Not surprisingly called the same thing back home in NZ and truth be told probably even more entrenched and epidemic there than in Oz.
 

K.D. Lightner

Call Me a Cab
Messages
2,354
Location
Des Moines, IA
The quote from Ghandi on modern civilization "Yes, that would be a good idea"), reminded me of a quote from May West when being questioned by reporters on current events.

Someone asked her what she thought of foreign affairs, she responded, "I've always had a weakness for foreign affairs."

Now there was a know-it-all and was she funny!!

karol
 

Ethan Bentley

One Too Many
Messages
1,225
Location
The New Forest, Hampshire, UK
Alan Eardley said:
Indeed. This is my vice - always has been - and I can't break free of it. I never learn. On one occasion in primary School the class was asked to do some minor reading on Astronomy, and I went 'over the top' memorising the order of the planets and their distance from the Sun.

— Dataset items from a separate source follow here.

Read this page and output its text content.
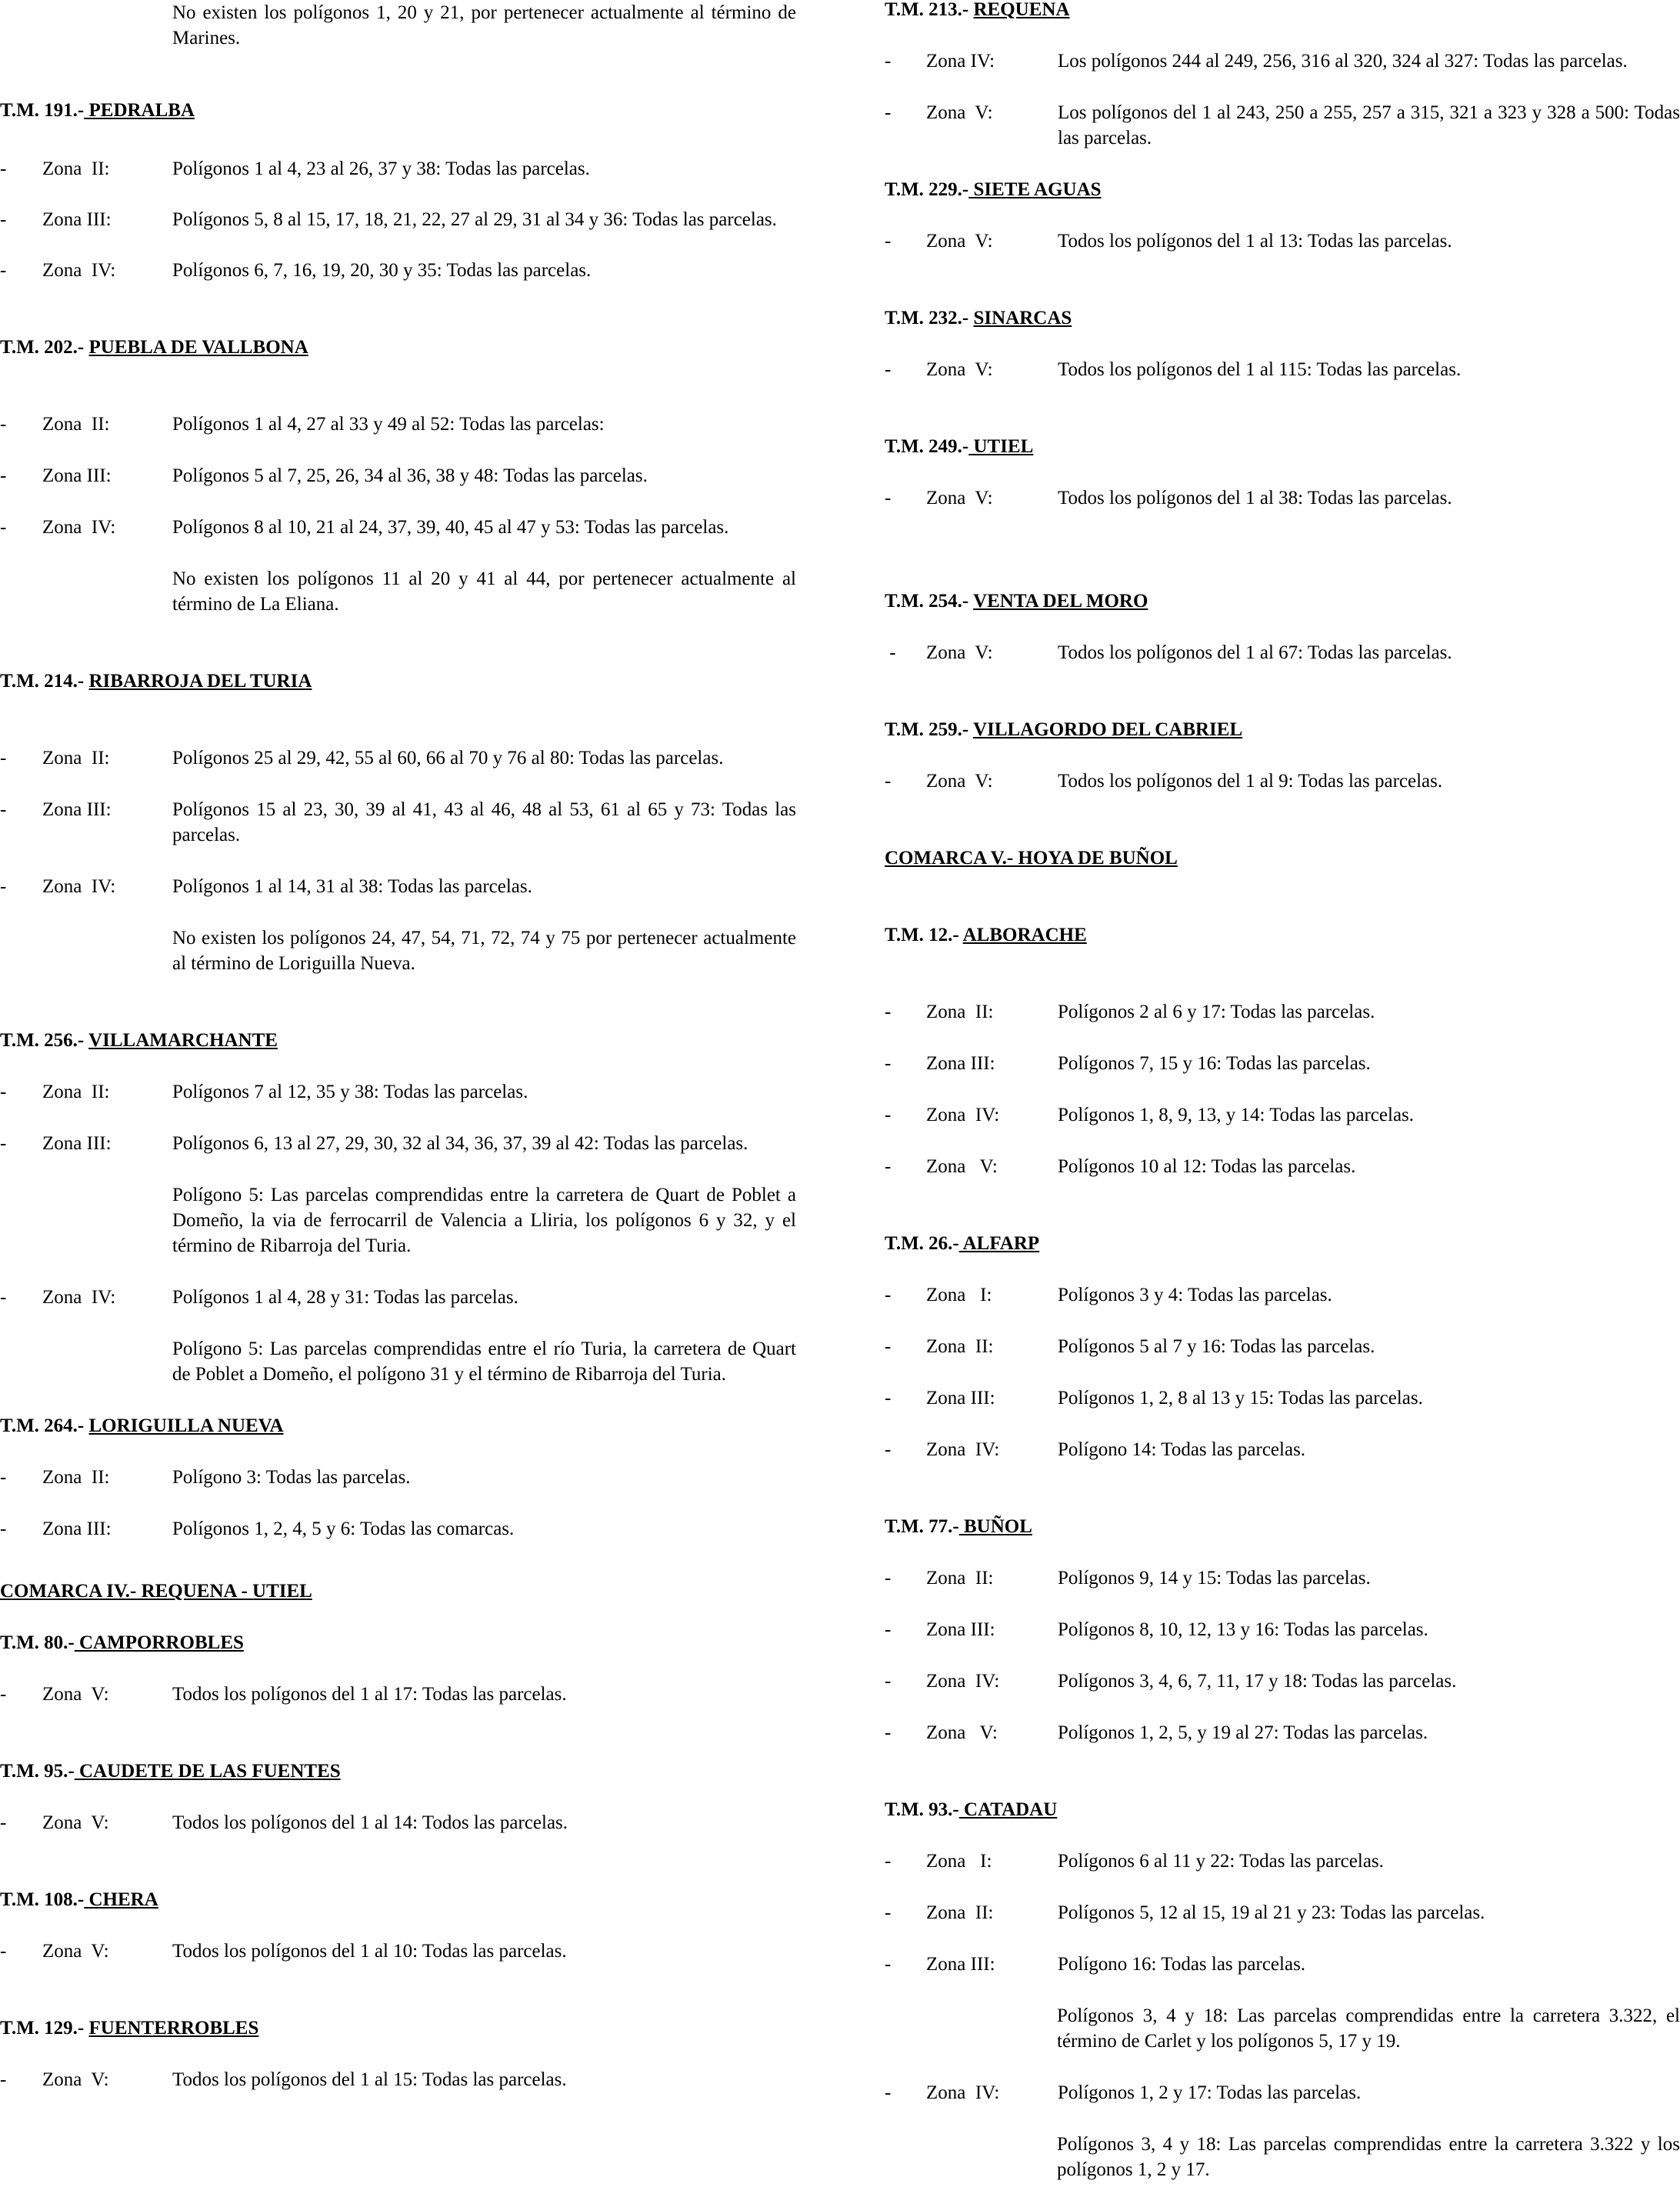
No existen los polígonos 1, 20 y 21, por pertenecer actualmente al término de Marines.
T.M. 191.- PEDRALBA
-	Zona  II:	Polígonos 1 al 4, 23 al 26, 37 y 38: Todas las parcelas.
-	Zona III:	Polígonos 5, 8 al 15, 17, 18, 21, 22, 27 al 29, 31 al 34 y 36: Todas las parcelas.
-	Zona  IV:	Polígonos 6, 7, 16, 19, 20, 30 y 35: Todas las parcelas.
T.M. 202.- PUEBLA DE VALLBONA
-	Zona  II:	Polígonos 1 al 4, 27 al 33 y 49 al 52: Todas las parcelas:
-	Zona III:	Polígonos 5 al 7, 25, 26, 34 al 36, 38 y 48: Todas las parcelas.
-	Zona  IV:	Polígonos 8 al 10, 21 al 24, 37, 39, 40, 45 al 47 y 53: Todas las parcelas.
No existen los polígonos 11 al 20 y 41 al 44, por pertenecer actualmente al término de La Eliana.
T.M. 214.- RIBARROJA DEL TURIA
-	Zona  II:	Polígonos 25 al 29, 42, 55 al 60, 66 al 70 y 76 al 80: Todas las parcelas.
-	Zona III:	Polígonos 15 al 23, 30, 39 al 41, 43 al 46, 48 al 53, 61 al 65 y 73: Todas las parcelas.
-	Zona  IV:	Polígonos 1 al 14, 31 al 38: Todas las parcelas.
No existen los polígonos 24, 47, 54, 71, 72, 74 y 75 por pertenecer actualmente al término de Loriguilla Nueva.
T.M. 256.- VILLAMARCHANTE
-	Zona  II:	Polígonos 7 al 12, 35 y 38: Todas las parcelas.
-	Zona III:	Polígonos 6, 13 al 27, 29, 30, 32 al 34, 36, 37, 39 al 42: Todas las parcelas.
Polígono 5: Las parcelas comprendidas entre la carretera de Quart de Poblet a Domeño, la via de ferrocarril de Valencia a Lliria, los polígonos 6 y 32, y el término de Ribarroja del Turia.
-	Zona  IV:	Polígonos 1 al 4, 28 y 31: Todas las parcelas.
Polígono 5: Las parcelas comprendidas entre el río Turia, la carretera de Quart de Poblet a Domeño, el polígono 31 y el término de Ribarroja del Turia.
T.M. 264.- LORIGUILLA NUEVA
-	Zona  II:	Polígono 3: Todas las parcelas.
-	Zona III:	Polígonos 1, 2, 4, 5 y 6: Todas las comarcas.
COMARCA IV.- REQUENA - UTIEL
T.M. 80.- CAMPORROBLES
-	Zona  V:	Todos los polígonos del 1 al 17: Todas las parcelas.
T.M. 95.- CAUDETE DE LAS FUENTES
-	Zona  V:	Todos los polígonos del 1 al 14: Todos las parcelas.
T.M. 108.- CHERA
-	Zona  V:	Todos los polígonos del 1 al 10: Todas las parcelas.
T.M. 129.- FUENTERROBLES
-	Zona  V:	Todos los polígonos del 1 al 15: Todas las parcelas.
T.M. 213.- REQUENA
-	Zona IV:	Los polígonos 244 al 249, 256, 316 al 320, 324 al 327: Todas las parcelas.
-	Zona  V:	Los polígonos del 1 al 243, 250 a 255, 257 a 315, 321 a 323 y 328 a 500: Todas las parcelas.
T.M. 229.- SIETE AGUAS
-	Zona  V:	Todos los polígonos del 1 al 13: Todas las parcelas.
T.M. 232.- SINARCAS
-	Zona  V:	Todos los polígonos del 1 al 115: Todas las parcelas.
T.M. 249.- UTIEL
-	Zona  V:	Todos los polígonos del 1 al 38: Todas las parcelas.
T.M. 254.- VENTA DEL MORO
-	Zona  V:	Todos los polígonos del 1 al 67: Todas las parcelas.
T.M. 259.- VILLAGORDO DEL CABRIEL
-	Zona  V:	Todos los polígonos del 1 al 9: Todas las parcelas.
COMARCA V.- HOYA DE BUÑOL
T.M. 12.- ALBORACHE
-	Zona  II:	Polígonos 2 al 6 y 17: Todas las parcelas.
-	Zona III:	Polígonos 7, 15 y 16: Todas las parcelas.
-	Zona  IV:	Polígonos 1, 8, 9, 13, y 14: Todas las parcelas.
-	Zona   V:	Polígonos 10 al 12: Todas las parcelas.
T.M. 26.- ALFARP
-	Zona   I:	Polígonos 3 y 4: Todas las parcelas.
-	Zona  II:	Polígonos 5 al 7 y 16: Todas las parcelas.
-	Zona III:	Polígonos 1, 2, 8 al 13 y 15: Todas las parcelas.
-	Zona  IV:	Polígono 14: Todas las parcelas.
T.M. 77.- BUÑOL
-	Zona  II:	Polígonos 9, 14 y 15: Todas las parcelas.
-	Zona III:	Polígonos 8, 10, 12, 13 y 16: Todas las parcelas.
-	Zona  IV:	Polígonos 3, 4, 6, 7, 11, 17 y 18: Todas las parcelas.
-	Zona   V:	Polígonos 1, 2, 5, y 19 al 27: Todas las parcelas.
T.M. 93.- CATADAU
-	Zona   I:	Polígonos 6 al 11 y 22: Todas las parcelas.
-	Zona  II:	Polígonos 5, 12 al 15, 19 al 21 y 23: Todas las parcelas.
-	Zona III:	Polígono 16: Todas las parcelas.
Polígonos 3, 4 y 18: Las parcelas comprendidas entre la carretera 3.322, el término de Carlet y los polígonos 5, 17 y 19.
-	Zona  IV:	Polígonos 1, 2 y 17: Todas las parcelas.
Polígonos 3, 4 y 18: Las parcelas comprendidas entre la carretera 3.322 y los polígonos 1, 2 y 17.
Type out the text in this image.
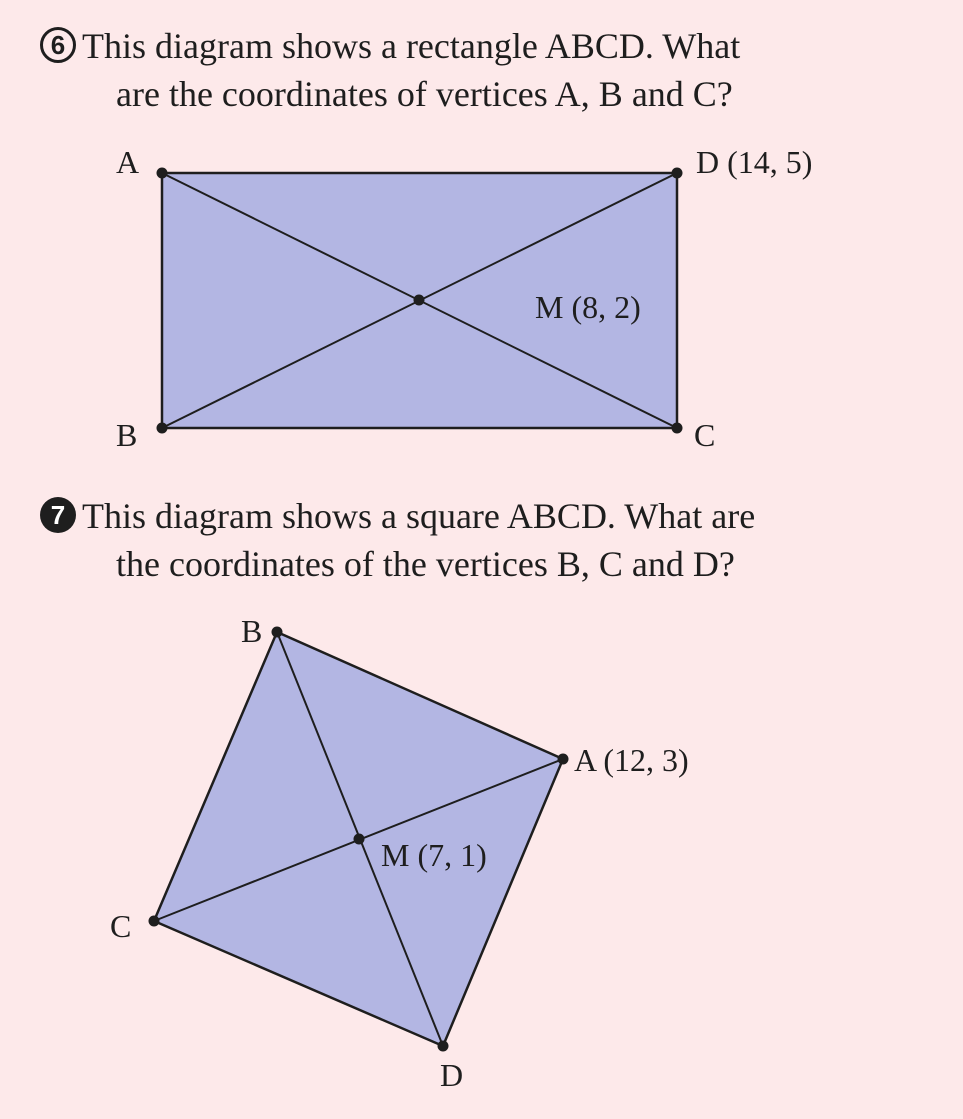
6 This diagram shows a rectangle ABCD. What
are the coordinates of vertices A, B and C?
7 This diagram shows a square ABCD. What are
the coordinates of the vertices B, C and D?
A	D (14, 5)
B	C
M (8, 2)
B
A (12, 3)
C
D
M (7, 1)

I always think it's a great shame to criticise someone else for their passion on a subject or for thinking about something "too" much. If no-one did that then I don't much would get invented. I often have people talk to me about a subject and then apologise for their range of knowledge or "geekiness"??
If you enjoy it, don't apologise and don't take your approval from every other person you meet.

I learned to fight and went on to be a university professor, which is an absolutely unforgivable profession for know-it-alls.
Nice to see things turned out in the end.